By Leah Hochbaum Rosner

The RAI Trade sponsored Cartoons on the Bay will hold its 13th annual animation-centric event just after MIP-TV, April 2-5, in Rapallo, Santa Margherita Ligure and Portofino, Italy. All three towns are a three-hour car ride from Cannes.

The festival will offer up its prestigious Pulcinella Awards for the best that the cartoon world has to offer. Following the recent appointment of Roberto Genovesi as the new artistic director for the festival, VideoAge checked in with Cartoons on the Bay’s newest head honcho to determine his vision for the event, what he expects from the 2009 edition and why he believes animation will continue to flourish worldwide for years to come.

To underscore the significance of this improved event “under new management,” VideoAge will be focusing on Cartoons on the Bay in the Day Four edition of its MIP-TV Daily.

VideoAge International: Describe Cartoons on the Bay and what the event has come to mean to the international animation industry.

Roberto Genovesi: Cartoons on the Bay is one of the most important international festivals dedicated to television animation, and this edition will open the gates to multimedia and interactive animation. Nowadays, it is impossible to be close-minded anymore since animation is a most versatile means of communication, as it can be developed on different platforms — interactive, digital terrestrial television, mobile phones and videogames.

VAI: Since you only just recently joined the organization, what changes will you bring to Cartoons on the Bay?

RG: The most important changes have been made to the Pulcinella Awards, with the introduction of two new categories: interactive animation and cross-media projects. These are clear examples of the new vision of the festival, to create connections between comics, animation and multimedia.

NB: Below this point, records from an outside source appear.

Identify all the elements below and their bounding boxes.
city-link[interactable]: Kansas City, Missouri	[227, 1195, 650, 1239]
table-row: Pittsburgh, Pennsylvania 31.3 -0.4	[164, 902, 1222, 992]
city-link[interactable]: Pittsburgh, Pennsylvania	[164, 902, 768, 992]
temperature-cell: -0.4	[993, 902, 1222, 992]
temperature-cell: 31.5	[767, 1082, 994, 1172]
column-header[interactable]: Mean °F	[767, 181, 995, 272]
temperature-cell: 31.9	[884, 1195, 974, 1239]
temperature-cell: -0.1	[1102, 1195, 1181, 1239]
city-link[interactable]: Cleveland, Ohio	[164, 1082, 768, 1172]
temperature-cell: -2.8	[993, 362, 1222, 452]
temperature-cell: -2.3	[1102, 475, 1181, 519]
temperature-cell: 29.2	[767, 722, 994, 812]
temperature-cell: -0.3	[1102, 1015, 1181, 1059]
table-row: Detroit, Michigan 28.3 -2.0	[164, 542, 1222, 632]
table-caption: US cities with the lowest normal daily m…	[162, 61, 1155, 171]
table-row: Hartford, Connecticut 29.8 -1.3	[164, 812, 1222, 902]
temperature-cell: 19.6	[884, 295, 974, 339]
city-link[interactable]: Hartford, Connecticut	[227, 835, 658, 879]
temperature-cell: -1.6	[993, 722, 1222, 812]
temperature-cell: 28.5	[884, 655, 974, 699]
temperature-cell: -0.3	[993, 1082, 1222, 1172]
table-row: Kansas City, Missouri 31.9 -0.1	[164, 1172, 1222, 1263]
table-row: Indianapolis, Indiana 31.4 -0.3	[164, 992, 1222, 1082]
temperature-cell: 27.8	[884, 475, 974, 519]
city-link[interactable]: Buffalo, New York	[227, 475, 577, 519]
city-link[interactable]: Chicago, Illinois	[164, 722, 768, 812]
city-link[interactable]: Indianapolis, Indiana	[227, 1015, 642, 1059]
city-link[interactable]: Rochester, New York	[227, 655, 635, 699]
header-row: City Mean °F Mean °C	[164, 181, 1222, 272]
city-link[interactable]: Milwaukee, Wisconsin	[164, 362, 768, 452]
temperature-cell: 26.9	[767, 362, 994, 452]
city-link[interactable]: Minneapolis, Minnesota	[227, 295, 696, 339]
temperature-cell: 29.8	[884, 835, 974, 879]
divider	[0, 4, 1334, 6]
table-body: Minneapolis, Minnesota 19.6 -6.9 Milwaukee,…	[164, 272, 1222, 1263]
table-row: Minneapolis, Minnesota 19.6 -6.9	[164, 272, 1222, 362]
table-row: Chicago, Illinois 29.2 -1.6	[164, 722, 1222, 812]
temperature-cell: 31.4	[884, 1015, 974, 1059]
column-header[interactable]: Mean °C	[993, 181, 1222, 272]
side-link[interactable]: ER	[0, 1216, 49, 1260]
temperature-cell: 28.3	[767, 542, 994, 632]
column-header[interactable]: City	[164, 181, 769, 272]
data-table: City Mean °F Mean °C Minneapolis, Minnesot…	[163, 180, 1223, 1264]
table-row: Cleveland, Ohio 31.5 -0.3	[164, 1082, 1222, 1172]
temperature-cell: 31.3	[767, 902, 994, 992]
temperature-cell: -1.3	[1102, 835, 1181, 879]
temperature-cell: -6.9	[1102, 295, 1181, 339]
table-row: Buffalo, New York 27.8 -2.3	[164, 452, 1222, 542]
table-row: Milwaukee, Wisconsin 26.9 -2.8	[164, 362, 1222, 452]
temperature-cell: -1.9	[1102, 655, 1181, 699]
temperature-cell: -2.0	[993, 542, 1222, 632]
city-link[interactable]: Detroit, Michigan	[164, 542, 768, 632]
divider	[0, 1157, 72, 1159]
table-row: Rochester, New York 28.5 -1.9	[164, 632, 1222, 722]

We’ll also take a special look at other aspects of animation, with exhibitions dedicated to comics and case histories on videogames.

VAI: Describe the status of animation around the globe.

RG: After a look at the works submitted to the competition this year — which are more than 400 coming from over 40 countries — we’ve noticed the growth of small and independent productions, especially from developing countries. A clear example comes from Cuba, guest country of this year’s edition, where, despite the global economic crisis, resources have been invested in both animation and kids. Italy is an example of a country with a long tradition of animation. And it keeps developing its creativity — not only in animation, but also in cross-media projects. Italians have long understood the potential of the latter, which is why the majority of programs submitted to the Pulcinella Awards in the new cross-media projects category have come from Italy.

VAI: Describe some of the highlights of Cartoons on the Bay 2009.

RG: A major highlight of the event will be the presence of Yoshiyuki Tomino, creator of Gundam, who will be in Italy to celebrate the 30th birthday of his most acclaimed work. Another highlight will be Pink Day, an entire day dedicated to entertainment for girls. It is extremely important to understand the language and the approach producers take towards a female public.

VAI: What is Cartoons on the Bay’s relationship to RAI Trade?

RG: RAI Trade is the organizer of the festival. And this year — more than ever before — RAI is putting in its greatest effort to launch Cartoons on the Bay even higher in the international panorama.